Georgia's legislature overrides presidential veto of contested bill
Demonstrators protesting the "foreign influence" law crowd outside the parliament building in central Tbilisi, May 28, 2024. (AFP Photo)


The parliament of Georgia voted to reverse the presidential veto of the foreign agent legislation, which sparked a crisis and weekslong protests in the country.

Tuesday's vote to ignore the objections of Georgian President Salome Zourabichvili, whose powers are mostly ceremonial, sets the stage for the speaker of parliament to sign the bill into law in the coming days.

The dispute about the newly-minted law has come to be seen as a key test of whether Georgia, for three decades among the most pro-Western of the Soviet Union's successor states, would maintain its Western orientation, or pivot instead to Russia.

The bill would require organizations receiving more than 20% of their funding from overseas to register as "agents of foreign influence", while also introducing punitive fines for violations, as well as onerous disclosure requirements.

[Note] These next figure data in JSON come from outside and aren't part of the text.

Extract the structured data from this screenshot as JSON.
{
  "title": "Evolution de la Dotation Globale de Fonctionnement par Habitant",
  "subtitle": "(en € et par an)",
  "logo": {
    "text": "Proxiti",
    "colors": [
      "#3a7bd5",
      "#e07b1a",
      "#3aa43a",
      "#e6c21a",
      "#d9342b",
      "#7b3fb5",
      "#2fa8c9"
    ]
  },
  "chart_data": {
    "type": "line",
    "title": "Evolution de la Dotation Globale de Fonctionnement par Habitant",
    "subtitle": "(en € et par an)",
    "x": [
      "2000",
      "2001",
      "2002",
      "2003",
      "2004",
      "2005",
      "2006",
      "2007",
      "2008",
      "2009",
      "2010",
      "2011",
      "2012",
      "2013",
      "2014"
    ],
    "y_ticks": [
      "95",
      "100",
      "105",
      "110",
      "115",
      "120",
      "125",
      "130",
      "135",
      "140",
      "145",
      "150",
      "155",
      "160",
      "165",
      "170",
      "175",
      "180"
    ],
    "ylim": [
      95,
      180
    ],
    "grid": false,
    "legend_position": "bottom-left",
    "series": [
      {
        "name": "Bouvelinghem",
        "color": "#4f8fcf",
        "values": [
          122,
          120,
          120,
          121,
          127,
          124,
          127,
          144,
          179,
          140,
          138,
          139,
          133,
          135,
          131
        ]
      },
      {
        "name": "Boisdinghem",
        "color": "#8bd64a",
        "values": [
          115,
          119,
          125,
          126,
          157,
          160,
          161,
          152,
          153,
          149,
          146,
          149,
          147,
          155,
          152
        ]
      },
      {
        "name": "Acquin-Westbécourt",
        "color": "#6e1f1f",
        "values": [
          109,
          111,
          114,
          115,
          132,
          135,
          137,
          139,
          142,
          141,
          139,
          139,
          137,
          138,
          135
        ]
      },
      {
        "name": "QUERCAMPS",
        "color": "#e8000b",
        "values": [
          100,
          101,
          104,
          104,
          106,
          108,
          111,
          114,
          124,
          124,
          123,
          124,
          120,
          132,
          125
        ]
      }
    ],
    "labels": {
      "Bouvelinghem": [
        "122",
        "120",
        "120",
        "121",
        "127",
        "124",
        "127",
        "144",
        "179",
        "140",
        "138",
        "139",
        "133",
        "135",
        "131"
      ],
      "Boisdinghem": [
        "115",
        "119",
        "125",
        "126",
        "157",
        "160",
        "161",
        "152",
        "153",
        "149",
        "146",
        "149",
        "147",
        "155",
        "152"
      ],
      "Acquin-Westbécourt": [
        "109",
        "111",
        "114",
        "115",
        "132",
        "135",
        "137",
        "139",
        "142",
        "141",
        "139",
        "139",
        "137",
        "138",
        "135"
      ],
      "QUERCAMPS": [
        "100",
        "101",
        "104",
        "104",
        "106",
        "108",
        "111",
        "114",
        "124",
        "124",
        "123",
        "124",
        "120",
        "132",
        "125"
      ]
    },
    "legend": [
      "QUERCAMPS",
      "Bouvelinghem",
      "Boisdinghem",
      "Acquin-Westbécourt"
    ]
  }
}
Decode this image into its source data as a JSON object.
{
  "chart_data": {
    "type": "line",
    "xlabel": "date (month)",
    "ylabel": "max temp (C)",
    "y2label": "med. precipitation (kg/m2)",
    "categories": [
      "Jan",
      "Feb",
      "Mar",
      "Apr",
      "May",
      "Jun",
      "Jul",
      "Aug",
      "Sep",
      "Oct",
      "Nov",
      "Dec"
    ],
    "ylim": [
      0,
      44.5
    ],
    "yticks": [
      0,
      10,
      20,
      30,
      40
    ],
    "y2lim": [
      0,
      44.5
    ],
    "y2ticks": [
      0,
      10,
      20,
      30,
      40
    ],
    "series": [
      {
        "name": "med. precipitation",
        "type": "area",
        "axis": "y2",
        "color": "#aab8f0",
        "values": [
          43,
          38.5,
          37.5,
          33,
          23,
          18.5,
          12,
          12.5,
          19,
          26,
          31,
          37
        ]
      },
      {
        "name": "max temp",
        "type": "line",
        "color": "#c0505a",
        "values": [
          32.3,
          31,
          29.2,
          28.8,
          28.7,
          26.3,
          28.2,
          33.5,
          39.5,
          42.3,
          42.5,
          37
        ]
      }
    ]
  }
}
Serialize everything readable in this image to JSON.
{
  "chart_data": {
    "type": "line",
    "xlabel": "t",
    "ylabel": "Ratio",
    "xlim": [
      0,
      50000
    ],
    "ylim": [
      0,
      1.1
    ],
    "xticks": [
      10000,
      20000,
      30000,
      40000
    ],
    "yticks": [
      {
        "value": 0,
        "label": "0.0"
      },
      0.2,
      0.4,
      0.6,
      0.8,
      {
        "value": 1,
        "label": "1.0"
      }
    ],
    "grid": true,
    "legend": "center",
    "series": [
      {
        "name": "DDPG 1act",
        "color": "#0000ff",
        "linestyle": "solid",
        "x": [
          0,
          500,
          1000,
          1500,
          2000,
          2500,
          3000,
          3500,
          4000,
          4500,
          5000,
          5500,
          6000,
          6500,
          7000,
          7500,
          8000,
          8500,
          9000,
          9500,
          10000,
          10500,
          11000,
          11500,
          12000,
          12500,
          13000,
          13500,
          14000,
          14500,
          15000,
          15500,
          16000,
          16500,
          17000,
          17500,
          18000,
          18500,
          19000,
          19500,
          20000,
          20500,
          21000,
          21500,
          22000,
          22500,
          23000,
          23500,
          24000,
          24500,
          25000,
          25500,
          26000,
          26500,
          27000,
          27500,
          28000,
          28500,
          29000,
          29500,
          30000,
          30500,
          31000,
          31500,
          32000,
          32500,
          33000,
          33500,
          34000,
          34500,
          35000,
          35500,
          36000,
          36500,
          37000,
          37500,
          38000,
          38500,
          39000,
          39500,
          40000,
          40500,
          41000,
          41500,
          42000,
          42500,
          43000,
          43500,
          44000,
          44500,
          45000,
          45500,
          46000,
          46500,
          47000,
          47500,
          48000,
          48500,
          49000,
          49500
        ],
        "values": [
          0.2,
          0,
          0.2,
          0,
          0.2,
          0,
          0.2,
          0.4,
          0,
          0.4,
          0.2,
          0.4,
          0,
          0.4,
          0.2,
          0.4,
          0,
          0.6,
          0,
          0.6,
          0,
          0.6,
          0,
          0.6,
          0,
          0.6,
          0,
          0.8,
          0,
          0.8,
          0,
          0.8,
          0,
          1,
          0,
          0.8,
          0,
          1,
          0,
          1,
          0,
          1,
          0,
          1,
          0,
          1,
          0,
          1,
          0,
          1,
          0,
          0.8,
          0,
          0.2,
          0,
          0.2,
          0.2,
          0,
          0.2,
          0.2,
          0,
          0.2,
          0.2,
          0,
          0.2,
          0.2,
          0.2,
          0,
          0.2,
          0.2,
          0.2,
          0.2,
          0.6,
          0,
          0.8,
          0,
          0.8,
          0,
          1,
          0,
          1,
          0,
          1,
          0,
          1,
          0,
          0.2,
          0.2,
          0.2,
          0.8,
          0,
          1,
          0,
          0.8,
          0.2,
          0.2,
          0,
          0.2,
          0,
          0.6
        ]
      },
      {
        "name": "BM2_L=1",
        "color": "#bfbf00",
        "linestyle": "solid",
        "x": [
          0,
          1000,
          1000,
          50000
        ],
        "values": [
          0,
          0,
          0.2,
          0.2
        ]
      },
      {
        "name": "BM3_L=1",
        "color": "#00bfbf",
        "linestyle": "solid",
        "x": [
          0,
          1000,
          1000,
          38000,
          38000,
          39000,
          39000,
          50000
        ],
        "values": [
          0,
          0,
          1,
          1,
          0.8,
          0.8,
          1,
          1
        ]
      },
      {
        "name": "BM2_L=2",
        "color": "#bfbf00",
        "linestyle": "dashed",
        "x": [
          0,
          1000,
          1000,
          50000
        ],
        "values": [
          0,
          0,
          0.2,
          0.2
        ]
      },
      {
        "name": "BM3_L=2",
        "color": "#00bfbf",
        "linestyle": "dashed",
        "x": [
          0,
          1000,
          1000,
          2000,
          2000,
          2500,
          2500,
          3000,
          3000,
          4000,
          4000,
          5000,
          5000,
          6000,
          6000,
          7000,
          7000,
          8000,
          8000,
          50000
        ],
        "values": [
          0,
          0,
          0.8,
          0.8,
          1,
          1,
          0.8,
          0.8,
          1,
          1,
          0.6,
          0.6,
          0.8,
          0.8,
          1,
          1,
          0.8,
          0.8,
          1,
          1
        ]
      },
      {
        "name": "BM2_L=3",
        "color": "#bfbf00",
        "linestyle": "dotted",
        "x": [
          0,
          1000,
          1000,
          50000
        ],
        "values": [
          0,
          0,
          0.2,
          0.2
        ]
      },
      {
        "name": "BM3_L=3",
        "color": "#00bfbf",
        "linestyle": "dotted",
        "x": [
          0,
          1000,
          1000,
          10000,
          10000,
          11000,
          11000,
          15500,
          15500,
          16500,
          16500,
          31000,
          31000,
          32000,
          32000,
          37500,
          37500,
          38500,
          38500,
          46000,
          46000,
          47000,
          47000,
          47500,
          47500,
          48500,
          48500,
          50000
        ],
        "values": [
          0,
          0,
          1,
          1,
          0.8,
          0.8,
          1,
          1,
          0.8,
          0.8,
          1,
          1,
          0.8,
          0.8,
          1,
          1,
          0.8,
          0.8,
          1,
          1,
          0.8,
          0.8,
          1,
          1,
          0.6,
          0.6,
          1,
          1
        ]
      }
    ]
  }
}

Opponents of the bill have for more than a month mounted some of the largest protests Georgia has seen since independence from Moscow in 1991 as the Soviet Union crumbled.

The U.S., Britain and the European Union have all criticized the bill, which Georgian opposition groups have dubbed "the Russian law," saying it is modeled on Russian legislation used to target opponents of Vladimir Putin's Kremlin.

Russia is unpopular among many Georgians for its support of the breakaway regions of Abkhazia and South Ossetia, with public opinion broadly supportive of membership in the EU and NATO.

The United States has threatened to sanction Georgian officials who vote for the bill, a major turnaround in U.S. policy toward what had been among the most pro-Western countries to emerge from the Soviet Union.

The Georgian government has accused Western countries of blackmail over their opposition to the bill, and said that it is necessary in order to stop them from dragging Georgia into a war with Russia.

Russia denies any role in backing the bill, which it has defended from Western criticism.